The Hollow was first published in 1946, during Agatha Christie’s Golden Age. It’s not one of her more well-known mysteries, which I always thought was a bit strange, because it’s my favourite Christie. On the surface the plot is typical for her: A murder in a stately home where several guests have gathered for the weekend. Hercule Poirot investigates. Personally I think this book is rather invisible because it belies a very common statement about Christie, that she only writes cardboard stock characters with no depths and complexity. In The Hollow we have plenty of complex characters and I would say the main theme in the book is obsession. Obsessive love, obsession for science, the artist's obsession towards their work, and so on. If you wanted a stock Christie, you may be disappointed. There is also the fact that even if this is a Poirot novel, he doesn’t enter until halfway, and he is actually not the first to figure out who the murderer is. In fact I’ve always felt this book may have been better liked if there had been no Poirot in it at all. Checking the publishing order, this was the first Poirot since 1942, and Christie had written five books in between. I wonder if the publisher put pressure on her to include Poirot in this one… You also get the POV from more characters than usual. I have never read any of Christie's Mary Westmacott novels, but I’ve read that The Hollow is more like them in writing style.

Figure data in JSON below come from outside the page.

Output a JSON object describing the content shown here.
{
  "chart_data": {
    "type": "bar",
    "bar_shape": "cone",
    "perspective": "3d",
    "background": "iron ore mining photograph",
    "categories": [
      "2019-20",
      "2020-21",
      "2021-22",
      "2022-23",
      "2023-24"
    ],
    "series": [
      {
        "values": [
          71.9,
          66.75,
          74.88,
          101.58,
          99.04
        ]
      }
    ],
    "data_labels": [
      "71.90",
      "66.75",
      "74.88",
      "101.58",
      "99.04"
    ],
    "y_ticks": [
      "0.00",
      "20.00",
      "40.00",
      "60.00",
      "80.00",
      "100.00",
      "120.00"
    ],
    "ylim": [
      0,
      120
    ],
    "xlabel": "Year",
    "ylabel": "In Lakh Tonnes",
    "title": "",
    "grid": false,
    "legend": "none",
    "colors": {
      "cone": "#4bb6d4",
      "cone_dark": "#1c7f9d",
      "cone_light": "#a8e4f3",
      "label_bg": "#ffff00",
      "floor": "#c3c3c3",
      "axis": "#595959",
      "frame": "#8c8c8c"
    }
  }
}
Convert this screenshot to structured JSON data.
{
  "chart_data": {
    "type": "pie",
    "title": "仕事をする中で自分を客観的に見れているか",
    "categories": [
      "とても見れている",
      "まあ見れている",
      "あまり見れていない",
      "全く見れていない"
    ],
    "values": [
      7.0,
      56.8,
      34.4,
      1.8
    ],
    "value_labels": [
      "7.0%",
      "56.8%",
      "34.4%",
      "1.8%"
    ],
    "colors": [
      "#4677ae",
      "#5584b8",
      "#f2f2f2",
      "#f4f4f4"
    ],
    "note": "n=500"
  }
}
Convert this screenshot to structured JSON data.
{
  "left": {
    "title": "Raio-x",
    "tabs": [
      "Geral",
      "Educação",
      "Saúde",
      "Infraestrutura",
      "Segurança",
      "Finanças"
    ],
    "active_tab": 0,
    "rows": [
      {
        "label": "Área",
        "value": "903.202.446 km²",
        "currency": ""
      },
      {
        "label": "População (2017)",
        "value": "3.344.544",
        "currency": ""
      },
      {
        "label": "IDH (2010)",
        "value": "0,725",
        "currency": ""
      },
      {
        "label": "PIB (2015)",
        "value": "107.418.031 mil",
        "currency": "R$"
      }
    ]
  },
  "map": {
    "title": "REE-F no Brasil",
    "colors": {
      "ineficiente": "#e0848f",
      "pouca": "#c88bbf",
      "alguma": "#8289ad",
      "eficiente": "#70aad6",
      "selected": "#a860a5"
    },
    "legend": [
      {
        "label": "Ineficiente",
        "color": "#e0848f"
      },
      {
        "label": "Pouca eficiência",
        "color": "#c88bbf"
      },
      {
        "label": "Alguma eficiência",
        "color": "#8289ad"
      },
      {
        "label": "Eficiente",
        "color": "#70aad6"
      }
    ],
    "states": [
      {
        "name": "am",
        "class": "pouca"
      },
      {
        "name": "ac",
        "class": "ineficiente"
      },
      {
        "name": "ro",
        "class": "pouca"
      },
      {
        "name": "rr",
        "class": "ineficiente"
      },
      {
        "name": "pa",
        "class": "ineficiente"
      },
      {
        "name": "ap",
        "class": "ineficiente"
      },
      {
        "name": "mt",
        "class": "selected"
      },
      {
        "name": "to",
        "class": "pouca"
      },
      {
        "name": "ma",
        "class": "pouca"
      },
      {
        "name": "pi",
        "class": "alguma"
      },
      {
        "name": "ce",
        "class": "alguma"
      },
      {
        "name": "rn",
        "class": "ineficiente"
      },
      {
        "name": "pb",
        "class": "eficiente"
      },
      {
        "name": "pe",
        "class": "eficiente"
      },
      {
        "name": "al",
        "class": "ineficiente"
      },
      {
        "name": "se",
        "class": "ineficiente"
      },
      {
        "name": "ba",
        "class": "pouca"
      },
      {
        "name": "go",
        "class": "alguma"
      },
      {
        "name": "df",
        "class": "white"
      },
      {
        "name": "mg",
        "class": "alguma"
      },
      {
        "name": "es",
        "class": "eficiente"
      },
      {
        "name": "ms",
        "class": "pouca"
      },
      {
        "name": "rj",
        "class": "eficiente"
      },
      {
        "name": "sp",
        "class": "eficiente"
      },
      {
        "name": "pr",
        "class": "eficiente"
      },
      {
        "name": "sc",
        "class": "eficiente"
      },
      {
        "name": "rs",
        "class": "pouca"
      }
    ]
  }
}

Sir Henry Angkatell and his wife Lucy are having a weekend party with family and friends at their house the Hollow. The “poor” relative Midge Hardcastle who is in love with her cousin Edward Angkatell. Edward, who has inherited Lucy’s childhood home because he is a man, is in love with their cousin Henrietta Savernake. Henrietta, a talented sculptor is in love with, and the lover of the brilliant doctor John Cristow. And John, in turn, is married to plain and rather simple Hilda, who is deeply devoted to him. And to complicate things further, John’s former fiancee, Hollywood star Veronica Cray, is renting a nearby cottage. And of course there is a murder.
This is the very last Agatha Christie novel I read, and also my favourite. I think Christie says some interesting things about obsession, for another person, a place, a career or talent. I really like Midge, and Henrietta is even better. And as there are several POV’s it’s quite interesting to see how different characters feel about the same situation.
There is, unfortunately, one very off-putting part of The Hollow is the portrayal of Midge’s unpleasant Jewish employer. I think this is the most vicious description of aJewish person in the whole of Christie’s production.
The Hollow was filmed for Agatha Christie's Poirot in 2004, but isn’t one of the best. Probably because Poirot felt more like an afterthought in the book, but the TV show was very much David Suchet’s show, so Poirot just had to take center stage. Quite a lot of character nuance was omitted as well as some characters and plot points. I think I had enjoyed it more if I hadn’t read the book.